2012 Mcluhan Awardee Lynda Jumilla with Canadian Ambassador Christopher Thornley
DESPITE EXPECTATIONS that the high profile impeachment trial of impeached Chief Justice Renato Corona would blow away the culture of secrecy and usher a new regime of government transparency, many government officials still cling to their old and opaque ways, says broadcast journalist and 2012 Marshall Mcluhan awardee Lynda Jumilla.
Jumilla and five other journalists, including Philippine Center for Investigative Journalism executive director Malou Mangahas and PCIJ fellow Carolyn Arguillas, were honored during the 16th Jaime V. Ongpin Awards for Excellence in Journalism at the Asian Institute of Management in Makati on Friday. The yearly awards serve as a forum for senior investigative journalists to share their experiences with journalism teachers, students, and civil society organizations. Jumilla, a broadcast journalist from ABS-CBN Broadcasting Corporation, was selected by the Embassy of Canada as this year’s Marshall Mcluhan fellow.
During the forum, Jumilla pointed out how many had expected the trial, conviction, and ouster of Corona for failure to disclose all his assets in his statement of assets liabilities and net worth to open doors to more government transparency and accountability.
However, Jumilla said this failed to materialize, as the congressmen who were primarily responsible for impeaching Corona have until now refused to make public their SALNs. This, even though 188 congressmen had signed the impeachment complaint against Corona accusing him of culpable violation of the Constitution and betrayal of the public trust for failing to publicly disclose his real assets. “Congress has become more adamant not to release the SALNs,” Jumilla said during the forum.
The other journalists in the JVO panel also spoke of the difficulties in investigating corruption because of the continuing culture of secrecy in the government.
Mangahas said journalists and civil society must remember that “good governance is linked to good record keeping,” and that citizens should expect their government to improve the way it keeps its records and make these accessible to the general public. “Experience shows that the more we demand that our officials release more records, they behave better,” Mangahas said. “If citizens don’t join in and demand better governance, we will see more and more corruption.”
Carolyn Arguillas of MindaNews spoke of the difficulty of community journalists in accessing data in the countryside, where data is often unavailable because of the lack of infrastructure, or because of the refusal of prominent local officials to make themselves transparent and accountable. In Maguindanao, for example, Arguillas said there has been virtually no real record keeping of the expenses of the local government.
Dana Batnag, local correspondent for the Japanese news agency Jiji Press, stressed that reporters should have longer memories since many politicians who have been implicated in past corruption scandals have learned to rely on the public’s very short memory. “We have to remember the corruption stories we do about them, and use them as backgrounder, so that they do not get away with it the next time,” Batnag said.

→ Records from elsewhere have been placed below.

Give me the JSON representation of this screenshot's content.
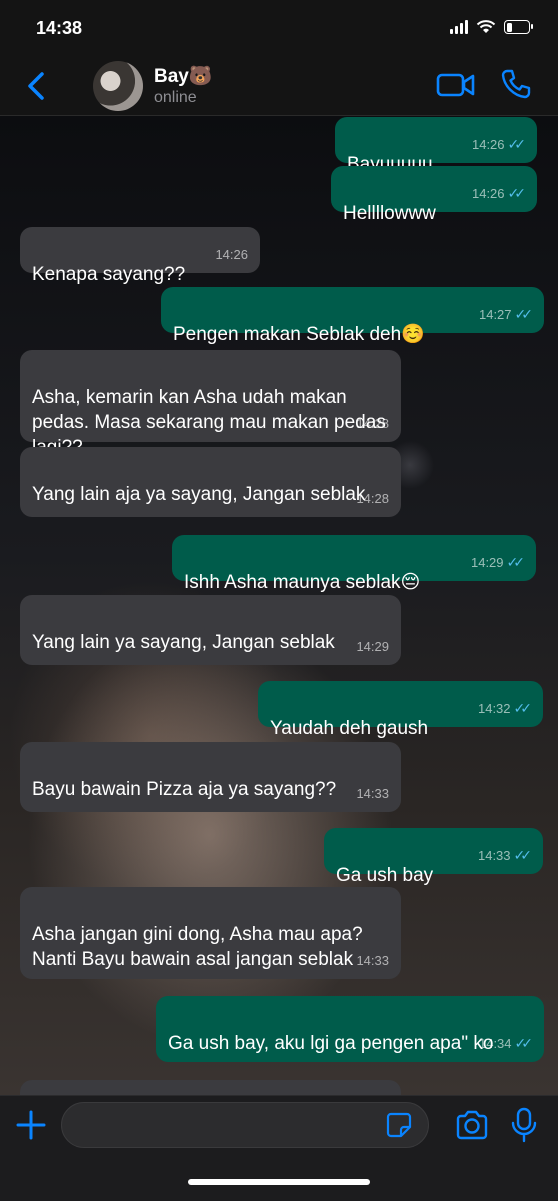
{
  "status": {
    "time": "14:38",
    "battery_level": 0.3
  },
  "header": {
    "contact_name": "Bay🐻",
    "presence": "online",
    "icons": {
      "back": "chevron-left-icon",
      "video": "video-camera-icon",
      "call": "phone-icon"
    },
    "accent_color": "#0a84ff"
  },
  "messages": [
    {
      "direction": "out",
      "text": "Bayuuuuu",
      "time": "14:26",
      "read": true
    },
    {
      "direction": "out",
      "text": "Hellllowww",
      "time": "14:26",
      "read": true
    },
    {
      "direction": "in",
      "text": "Kenapa sayang??",
      "time": "14:26"
    },
    {
      "direction": "out",
      "text": "Pengen makan Seblak deh☺️",
      "time": "14:27",
      "read": true
    },
    {
      "direction": "in",
      "text": "Asha, kemarin kan Asha udah makan pedas. Masa sekarang mau makan pedas lagi??",
      "time": "14:28"
    },
    {
      "direction": "in",
      "text": "Yang lain aja ya sayang, Jangan seblak",
      "time": "14:28"
    },
    {
      "direction": "out",
      "text": "Ishh Asha maunya seblak😔",
      "time": "14:29",
      "read": true
    },
    {
      "direction": "in",
      "text": "Yang lain ya sayang, Jangan seblak",
      "time": "14:29"
    },
    {
      "direction": "out",
      "text": "Yaudah deh gaush",
      "time": "14:32",
      "read": true
    },
    {
      "direction": "in",
      "text": "Bayu bawain Pizza aja ya sayang??",
      "time": "14:33"
    },
    {
      "direction": "out",
      "text": "Ga ush bay",
      "time": "14:33",
      "read": true
    },
    {
      "direction": "in",
      "text": "Asha jangan gini dong, Asha mau apa? Nanti Bayu bawain asal jangan seblak",
      "time": "14:33"
    },
    {
      "direction": "out",
      "text": "Ga ush bay, aku lgi ga pengen apa\" ko",
      "time": "14:34",
      "read": true
    }
  ],
  "composer": {
    "input_value": "",
    "icons": {
      "attach": "plus-icon",
      "sticker": "sticker-icon",
      "camera": "camera-icon",
      "mic": "microphone-icon"
    }
  },
  "colors": {
    "outgoing_bubble": "#005c4b",
    "incoming_bubble": "#3b3b3f",
    "read_tick": "#53bdeb"
  }
}
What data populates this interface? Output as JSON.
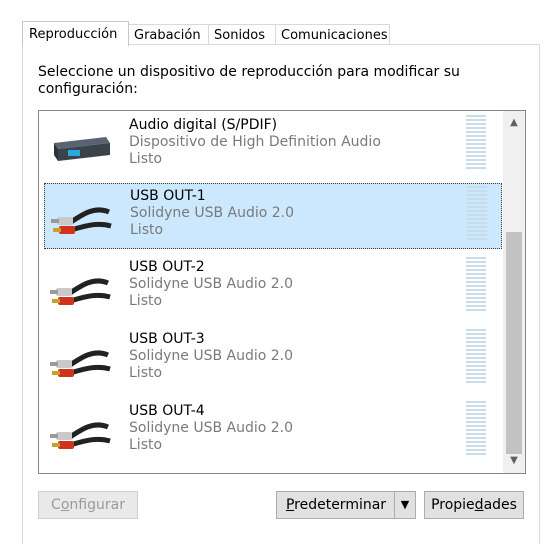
{
  "tabs": [
    {
      "label": "Reproducción",
      "active": true
    },
    {
      "label": "Grabación",
      "active": false
    },
    {
      "label": "Sonidos",
      "active": false
    },
    {
      "label": "Comunicaciones",
      "active": false
    }
  ],
  "instruction": "Seleccione un dispositivo de reproducción para modificar su configuración:",
  "devices": [
    {
      "name": "Audio digital (S/PDIF)",
      "description": "Dispositivo de High Definition Audio",
      "status": "Listo",
      "icon": "spdif-device-icon",
      "selected": false
    },
    {
      "name": "USB OUT-1",
      "description": "Solidyne USB Audio 2.0",
      "status": "Listo",
      "icon": "rca-cable-icon",
      "selected": true
    },
    {
      "name": "USB OUT-2",
      "description": "Solidyne USB Audio 2.0",
      "status": "Listo",
      "icon": "rca-cable-icon",
      "selected": false
    },
    {
      "name": "USB OUT-3",
      "description": "Solidyne USB Audio 2.0",
      "status": "Listo",
      "icon": "rca-cable-icon",
      "selected": false
    },
    {
      "name": "USB OUT-4",
      "description": "Solidyne USB Audio 2.0",
      "status": "Listo",
      "icon": "rca-cable-icon",
      "selected": false
    }
  ],
  "buttons": {
    "configure": {
      "pre": "C",
      "accel": "o",
      "post": "nfigurar",
      "enabled": false
    },
    "set_default": {
      "pre": "",
      "accel": "P",
      "post": "redeterminar",
      "enabled": true
    },
    "properties": {
      "pre": "Propie",
      "accel": "d",
      "post": "ades",
      "enabled": true
    }
  },
  "colors": {
    "selection": "#cce8ff",
    "meter": "#c8dde9",
    "secondary_text": "#7a7a7a"
  }
}
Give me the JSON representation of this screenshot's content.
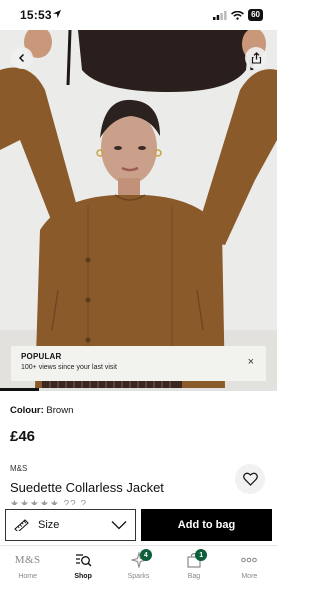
{
  "status_bar": {
    "time": "15:53",
    "battery": "60"
  },
  "toast": {
    "title": "POPULAR",
    "subtitle": "100+ views since your last visit",
    "close_glyph": "×"
  },
  "gallery": {
    "progress": 0.14
  },
  "product": {
    "colour_label": "Colour:",
    "colour_value": "Brown",
    "price": "£46",
    "brand": "M&S",
    "title": "Suedette Collarless Jacket",
    "rating_partial": "★★★★★ ?? ?"
  },
  "actions": {
    "size_label": "Size",
    "add_to_bag_label": "Add to bag"
  },
  "tab_bar": {
    "tabs": [
      {
        "label": "Home",
        "logo": "M&S"
      },
      {
        "label": "Shop"
      },
      {
        "label": "Sparks",
        "badge": "4"
      },
      {
        "label": "Bag",
        "badge": "1"
      },
      {
        "label": "More"
      }
    ],
    "active": "Shop"
  },
  "colors": {
    "jacket": "#8b5a2b",
    "badge": "#0d5e3a",
    "cta": "#000000"
  },
  "icons": [
    "location-arrow-icon",
    "signal-icon",
    "wifi-icon",
    "battery-icon",
    "back-arrow-icon",
    "share-icon",
    "close-icon",
    "heart-icon",
    "ruler-icon",
    "chevron-down-icon",
    "search-list-icon",
    "sparks-icon",
    "bag-icon",
    "more-dots-icon"
  ]
}
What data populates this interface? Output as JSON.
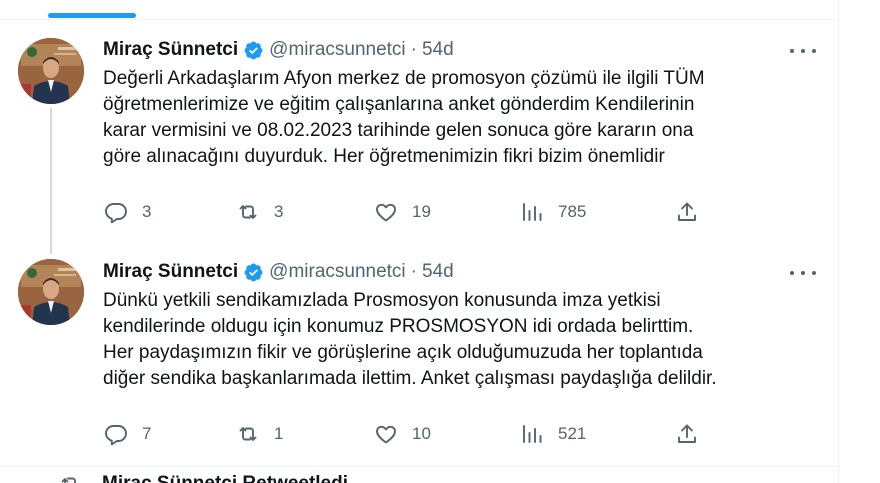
{
  "tweets": [
    {
      "name": "Miraç Sünnetci",
      "handle": "@miracsunnetci",
      "separator": "·",
      "time": "54d",
      "text_lines": [
        "Değerli Arkadaşlarım Afyon merkez de promosyon çözümü  ile ilgili TÜM",
        "öğretmenlerimize ve eğitim çalışanlarına anket gönderdim Kendilerinin",
        "karar vermisini ve 08.02.2023  tarihinde gelen sonuca göre kararın ona",
        "göre alınacağını duyurduk. Her öğretmenimizin fikri bizim önemlidir"
      ],
      "replies": "3",
      "retweets": "3",
      "likes": "19",
      "views": "785"
    },
    {
      "name": "Miraç Sünnetci",
      "handle": "@miracsunnetci",
      "separator": "·",
      "time": "54d",
      "text_lines": [
        "Dünkü yetkili sendikamızlada Prosmosyon konusunda imza yetkisi",
        "kendilerinde oldugu için konumuz PROSMOSYON  idi ordada belirttim.",
        "Her paydaşımızın fikir ve görüşlerine açık olduğumuzuda her toplantıda",
        "diğer sendika başkanlarımada ilettim. Anket çalışması paydaşlığa delildir."
      ],
      "replies": "7",
      "retweets": "1",
      "likes": "10",
      "views": "521"
    }
  ],
  "next_row_text": "Miraç Sünnetci Retweetledi",
  "colors": {
    "accent": "#1d9bf0",
    "text": "#0f1419",
    "secondary": "#536471",
    "border": "#eff3f4",
    "thread_line": "#cfd9de"
  },
  "icons": [
    "verified-badge-icon",
    "more-icon",
    "reply-icon",
    "retweet-icon",
    "like-icon",
    "views-icon",
    "share-icon"
  ]
}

GMA Network’s Jiggy Manicad spoke of the need for reporters to exercise more caution with conflict of interest stories and stories coming from potentially polluted sources.
Carla Gomez, editor of the Visayan Daily Star, stressed that not all investigative reports have to be “huge investigative pieces” for these to make a difference in people’s lives. For example, Gomez said “smaller stories” such as corruption in the purchase of medicines for small-town hospitals could mean a lot more to a community than a high-profile piece on national corruption. “The smaller picture matters a lot too,” Gomez said. “They mean a lot to people. They are not huge investigative pieces, but they are still pieces that change lives.”